Я не посыплю пеплом главу, я смолчу,
Не ударюсь оземь и человекоптицею не взлечу —
Я тихо и нежно разрежу чистую флейту на стружки,
Ни в чём не повинную флейту с одним звуком.
Я занесу свою руку с ножом — так нужно —
Оружие жизни, орудие боли — над грудью стрела,
Без ужаса стужи, без красной лужи под сенью стола —
На волю из боли светла и прекрасна дорога легла от прямого угла!

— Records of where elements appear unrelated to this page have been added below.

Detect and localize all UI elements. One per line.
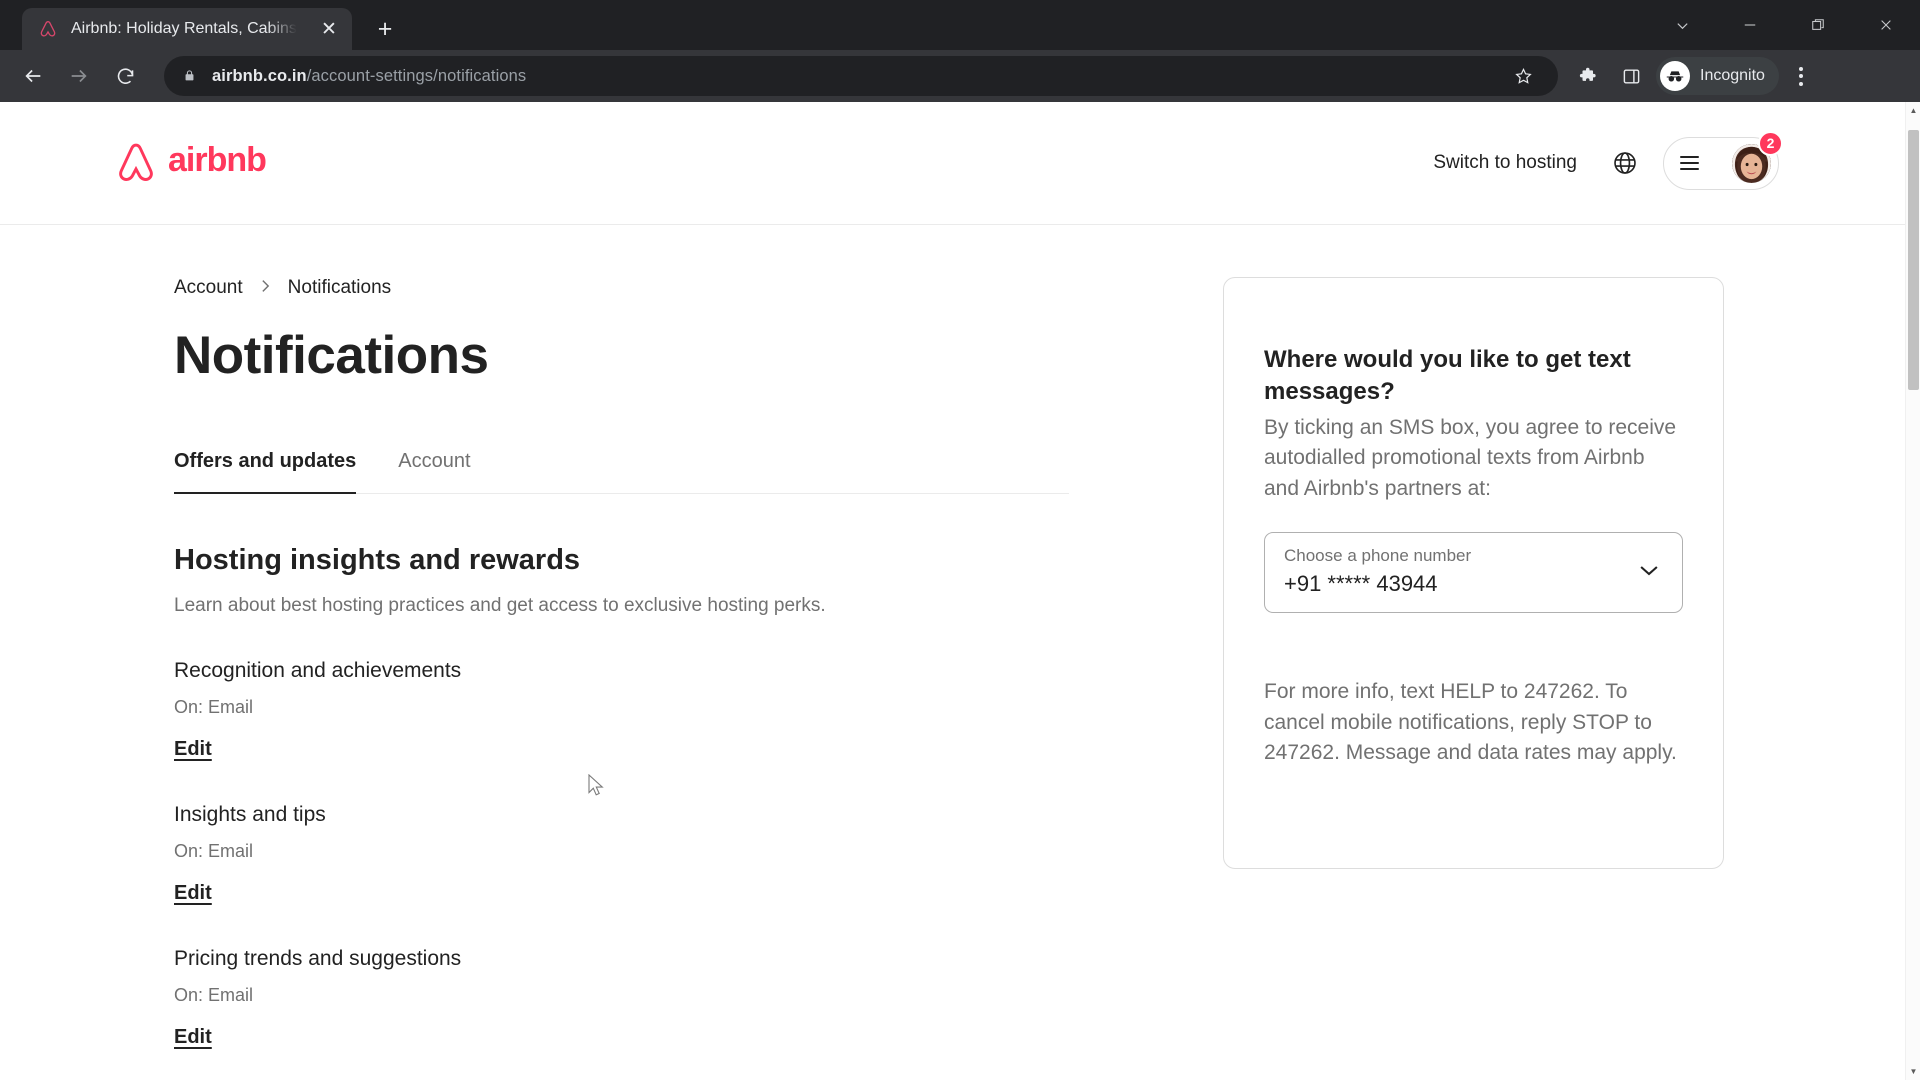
airbnb-logo-text: airbnb (168, 141, 303, 185)
notification-row: Insights and tips On: Email Edit (174, 803, 1069, 905)
switch-to-hosting-button[interactable]: Switch to hosting (1415, 139, 1595, 187)
svg-text:airbnb: airbnb (168, 142, 266, 179)
window-controls (1648, 0, 1920, 50)
sms-card-footer: For more info, text HELP to 247262. To c… (1264, 680, 1677, 764)
settings-tabs: Offers and updates Account (174, 450, 1069, 494)
sms-card-description: By ticking an SMS box, you agree to rece… (1264, 415, 1677, 500)
sms-card-title: Where would you like to get text message… (1264, 346, 1631, 406)
maximize-button[interactable] (1784, 0, 1852, 50)
notification-name: Insights and tips (174, 803, 326, 826)
breadcrumb-item-account[interactable]: Account (174, 277, 243, 299)
edit-link[interactable]: Edit (174, 738, 212, 761)
incognito-icon (1660, 61, 1690, 91)
section-subtitle: Learn about best hosting practices and g… (174, 595, 826, 616)
extensions-icon[interactable] (1568, 55, 1610, 97)
scroll-up-arrow[interactable]: ▲ (1906, 102, 1920, 119)
page-viewport: airbnb Switch to hosting 2 Account Notif… (0, 102, 1920, 1080)
toolbar-icons: Incognito (1568, 55, 1821, 97)
page-scrollbar[interactable]: ▲ ▼ (1905, 102, 1920, 1080)
close-window-button[interactable] (1852, 0, 1920, 50)
reload-button[interactable] (104, 55, 146, 97)
notification-row: Pricing trends and suggestions On: Email… (174, 947, 1069, 1049)
breadcrumb: Account Notifications (174, 277, 1069, 299)
scrollbar-thumb[interactable] (1908, 130, 1919, 390)
lock-icon (180, 67, 198, 85)
airbnb-logo-icon (115, 141, 157, 186)
notification-status: On: Email (174, 697, 254, 717)
tab-search-icon[interactable] (1648, 0, 1716, 50)
edit-link[interactable]: Edit (174, 1026, 212, 1049)
new-tab-button[interactable]: + (368, 12, 402, 46)
breadcrumb-item-notifications[interactable]: Notifications (288, 277, 392, 299)
incognito-label: Incognito (1700, 67, 1765, 84)
side-panel-icon[interactable] (1610, 55, 1652, 97)
airbnb-favicon (38, 19, 58, 39)
close-tab-icon[interactable]: ✕ (316, 16, 342, 42)
bookmark-icon[interactable] (1504, 57, 1542, 95)
airbnb-logo[interactable]: airbnb (115, 141, 303, 186)
notification-status: On: Email (174, 985, 254, 1005)
phone-select-value: +91 ***** 43944 (1284, 571, 1438, 597)
phone-number-select[interactable]: Choose a phone number +91 ***** 43944 (1264, 532, 1683, 614)
browser-toolbar: airbnb.co.in/account-settings/notificati… (0, 50, 1920, 102)
sms-info-card: Where would you like to get text message… (1223, 277, 1724, 869)
back-button[interactable] (12, 55, 54, 97)
site-header: airbnb Switch to hosting 2 (0, 102, 1905, 225)
main-content: Account Notifications Notifications Offe… (0, 225, 1905, 1049)
chevron-right-icon (260, 278, 271, 299)
notification-name: Recognition and achievements (174, 659, 462, 682)
url-host: airbnb.co.in (212, 66, 307, 85)
profile-menu-button[interactable]: 2 (1663, 130, 1783, 190)
hamburger-icon (1680, 156, 1699, 170)
scroll-down-arrow[interactable]: ▼ (1906, 1063, 1920, 1080)
minimize-button[interactable] (1716, 0, 1784, 50)
browser-tab[interactable]: Airbnb: Holiday Rentals, Cabins, B ✕ (22, 8, 352, 50)
notification-status: On: Email (174, 841, 254, 861)
browser-window: Airbnb: Holiday Rentals, Cabins, B ✕ + a… (0, 0, 1920, 1080)
section-title: Hosting insights and rewards (174, 544, 581, 576)
incognito-indicator[interactable]: Incognito (1656, 57, 1779, 95)
tab-offers-and-updates[interactable]: Offers and updates (174, 450, 357, 494)
url-text: airbnb.co.in/account-settings/notificati… (212, 67, 526, 86)
edit-link[interactable]: Edit (174, 882, 212, 905)
browser-tab-strip: Airbnb: Holiday Rentals, Cabins, B ✕ + (0, 0, 1920, 50)
site-header-actions: Switch to hosting 2 (1415, 130, 1869, 190)
info-column: Where would you like to get text message… (1223, 277, 1724, 1049)
phone-select-label: Choose a phone number (1284, 546, 1472, 566)
notification-row: Recognition and achievements On: Email E… (174, 659, 1069, 761)
page-content: airbnb Switch to hosting 2 Account Notif… (0, 102, 1905, 1080)
page-title: Notifications (174, 326, 489, 385)
browser-tab-title: Airbnb: Holiday Rentals, Cabins, B (71, 20, 299, 37)
address-bar[interactable]: airbnb.co.in/account-settings/notificati… (164, 56, 1558, 96)
notification-badge: 2 (1758, 130, 1783, 156)
globe-icon[interactable] (1601, 139, 1649, 187)
chevron-down-icon (1638, 563, 1660, 582)
tab-account[interactable]: Account (398, 450, 470, 493)
chrome-menu-icon[interactable] (1781, 55, 1821, 97)
url-path: /account-settings/notifications (306, 66, 527, 85)
settings-column: Account Notifications Notifications Offe… (174, 277, 1069, 1049)
forward-button[interactable] (58, 55, 100, 97)
notification-name: Pricing trends and suggestions (174, 947, 462, 970)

Я не больно тебя вскрою, скажи мне в последний раз
Свой единственный звук, своё тихое слово —
Я болею тобой, я убью тебя, всё будет снова!
Прости меня, флейта.
И флейта сказала:
Люблю.
Ольга Арефьева Черная флейта
Санса не помнила, как добиралась до конюшен. Она мельком замечала по пути замшелые деревья, облепленные темным мхом, что, напитавшись дождливой моросью, блестел и отливал тем неприятным оттенком, что бывает на спинках у навозных мух: сочно-зеленым с радужной поволокой. Вокруг нее все капало, плакало, журчало — и у нее самой тоже текли слезы. Когда чаща наконец скрыла ее от любых любопытных праздных глаз, Санса, все так же уткнувшись в Пташкину темную гриву, как-то незаметно для себя начала всхлипывать — и слез было так много, что, казалось, и весь дождь вокруг был делом ее рук. Вернее, ее глаз. Санса обнимала Пташку за шею, и кобыла, словно понимая чувства своей наездницы, не сопротивлялась — просто тихонько шла по влажному лесу, осторожно ступая копытами по чавкающей болотистой почве. На каком-то уровне Санса чувствовала, что рубашка ее промокла до нитки, что вода из бриджей сочится в сапоги — но это ощущение было так далеко, словно само ее тело было за сотни миль от сути, от разума. Все взрывы этого мира кончились — осталась только бесприютная тишина, изредка нарушающаяся мерным шелестом падающих капель и поступью ее лошади.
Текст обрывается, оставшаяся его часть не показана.